Talk: Causally Inspired Approaches to Variable Selection, Molecular Signature Identification, and Integrative Analysis of Heterogeneous Datasets

Tapahtuman tyyppi: 
HIIT seminaari
Aika: 
07.05.2013 - 14:15 - 15:00
Luennoija: 
Prof. Ioannis Tsamardinos
Paikka: 
C222 (Exactum, Kumpula)
Kuvaus: 

 

Prof. Ioannis Tsamardinos (Head of the Bioinformatics Laboratory at ICS‐FORTH in Greece) will serve as Antti Hyttinen's PhD defence opponent, and during his visit he will give a talk
 
Tuesday, May 7th, at 14.15 in C222 (Exactum, Kumpula)
 
on topics related to the learning of Bayesian networks and feature selection, with applications in biology.
 
TITLE: Causally Inspired Approaches to Variable Selection, Molecular Signature Identification, and Integrative Analysis of Heterogeneous Datasets
 
ABSTRACT: Inspired by our notion of causality, several graphical probabilistic formalisms and corresponding discovery algorithms have been proposed such as Bayesian Networks and Maximal Ancestral Graphs. The success of these models in probabilistic reasoning is partly the reason for the recent Turing Award to one of their founders, Prof. Judea Pearl.

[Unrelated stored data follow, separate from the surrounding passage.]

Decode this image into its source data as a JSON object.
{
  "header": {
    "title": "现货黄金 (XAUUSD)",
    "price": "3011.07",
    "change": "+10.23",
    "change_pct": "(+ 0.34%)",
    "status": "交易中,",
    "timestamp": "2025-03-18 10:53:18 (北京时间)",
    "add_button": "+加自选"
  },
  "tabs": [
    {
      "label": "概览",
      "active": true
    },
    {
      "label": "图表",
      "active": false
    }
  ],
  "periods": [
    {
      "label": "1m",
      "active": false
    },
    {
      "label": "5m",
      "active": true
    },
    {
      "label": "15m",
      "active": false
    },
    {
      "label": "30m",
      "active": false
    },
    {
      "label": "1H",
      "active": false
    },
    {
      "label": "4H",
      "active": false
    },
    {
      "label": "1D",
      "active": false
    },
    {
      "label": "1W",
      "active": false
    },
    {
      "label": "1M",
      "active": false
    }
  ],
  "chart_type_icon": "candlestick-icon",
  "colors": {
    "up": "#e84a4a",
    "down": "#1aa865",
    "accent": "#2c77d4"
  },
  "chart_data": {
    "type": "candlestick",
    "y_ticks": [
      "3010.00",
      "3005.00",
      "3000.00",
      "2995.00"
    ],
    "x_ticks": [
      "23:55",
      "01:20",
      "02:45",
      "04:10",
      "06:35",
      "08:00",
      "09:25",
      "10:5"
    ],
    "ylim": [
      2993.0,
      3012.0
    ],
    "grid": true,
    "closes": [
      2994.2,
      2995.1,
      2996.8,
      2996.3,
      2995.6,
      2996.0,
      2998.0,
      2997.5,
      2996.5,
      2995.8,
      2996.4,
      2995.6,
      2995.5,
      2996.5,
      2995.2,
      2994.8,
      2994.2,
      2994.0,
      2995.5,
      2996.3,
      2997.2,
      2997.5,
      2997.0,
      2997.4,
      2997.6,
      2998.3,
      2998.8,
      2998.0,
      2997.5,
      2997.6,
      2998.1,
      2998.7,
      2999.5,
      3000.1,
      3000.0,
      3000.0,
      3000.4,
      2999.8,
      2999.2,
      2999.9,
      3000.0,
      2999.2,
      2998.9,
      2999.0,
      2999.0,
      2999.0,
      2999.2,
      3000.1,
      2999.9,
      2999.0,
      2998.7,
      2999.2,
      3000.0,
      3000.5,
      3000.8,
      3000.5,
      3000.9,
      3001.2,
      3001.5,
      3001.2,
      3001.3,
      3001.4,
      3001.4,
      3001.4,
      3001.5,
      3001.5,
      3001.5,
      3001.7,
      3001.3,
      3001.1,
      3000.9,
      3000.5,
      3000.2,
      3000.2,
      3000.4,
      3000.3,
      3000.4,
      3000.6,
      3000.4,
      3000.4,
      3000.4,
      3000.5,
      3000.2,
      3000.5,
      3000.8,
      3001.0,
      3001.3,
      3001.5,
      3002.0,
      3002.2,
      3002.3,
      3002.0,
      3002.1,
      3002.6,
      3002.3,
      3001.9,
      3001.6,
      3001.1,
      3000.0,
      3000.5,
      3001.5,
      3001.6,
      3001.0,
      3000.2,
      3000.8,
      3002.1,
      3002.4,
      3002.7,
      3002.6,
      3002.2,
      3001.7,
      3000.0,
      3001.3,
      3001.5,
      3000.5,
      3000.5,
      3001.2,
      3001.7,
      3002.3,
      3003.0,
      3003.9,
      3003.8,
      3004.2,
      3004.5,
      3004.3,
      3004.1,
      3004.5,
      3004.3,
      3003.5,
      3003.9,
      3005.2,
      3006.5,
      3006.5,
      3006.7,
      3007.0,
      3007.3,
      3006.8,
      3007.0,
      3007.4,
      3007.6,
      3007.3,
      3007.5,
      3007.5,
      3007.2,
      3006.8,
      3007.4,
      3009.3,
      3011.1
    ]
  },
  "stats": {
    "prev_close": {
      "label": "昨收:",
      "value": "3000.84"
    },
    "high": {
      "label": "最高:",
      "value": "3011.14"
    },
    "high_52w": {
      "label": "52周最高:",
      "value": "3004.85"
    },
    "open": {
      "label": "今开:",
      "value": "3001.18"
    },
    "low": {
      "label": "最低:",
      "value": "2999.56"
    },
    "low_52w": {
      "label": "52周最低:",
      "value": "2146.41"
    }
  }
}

Several successful applications of computational causal discoveries that will be presented already exist in biology. In this talk, examine the connection of these causally-inspired models to solving long-standing important data-analysis problems. Namely, we examine the causal perspective to (a) the problem of variable selection, a.k.a. feature selection and molecular signature identification in the context of biology and (b) the problem of the co-analyses of several heterogeneous datasets in the context of prior causal knowledge. Datasets can be heterogeneous in the sense that they measure different (but overlapping) variable sets or under different experimental conditions.
 
About the Speaker:
 
Ioannis Tsamardinos is the Head of the Bioinformatics Laboratory at ICS‐FORTH, an Assistant Professor at the Department of Computer Science at University of Crete, and an Adjunct Assistant Professor at the Department of Biomedical Informatics at Vanderbilt University. He received his Ph.D. in 2001 from the Intelligent Systems Program of the University of Pittsburgh and worked as an Assistant Professor at the Dept. of Biomedical Informatics at Vanderbilt University between 2001 and 2006. Ioannis has over 60 publications in international journals, conferences, and books in the fields of Machine Learning, Artificial Intelligence and Bioinformatics. Research interests include developing methods for feature selection and causal discovery and applications to biological data, introducing some of the first methods for local causal learning and integrative causal analysis. Distinctions with colleagues and students include the best performance in one of the four tasks in the recent First Causality Challenge Competition, a Gold Medal in the Student Paper Competition in MEDINFO 2004, the Outstanding Student Paper Award in AIPS 2000, the NASA Group Achievement Award for participation in the Remote Agent team and others.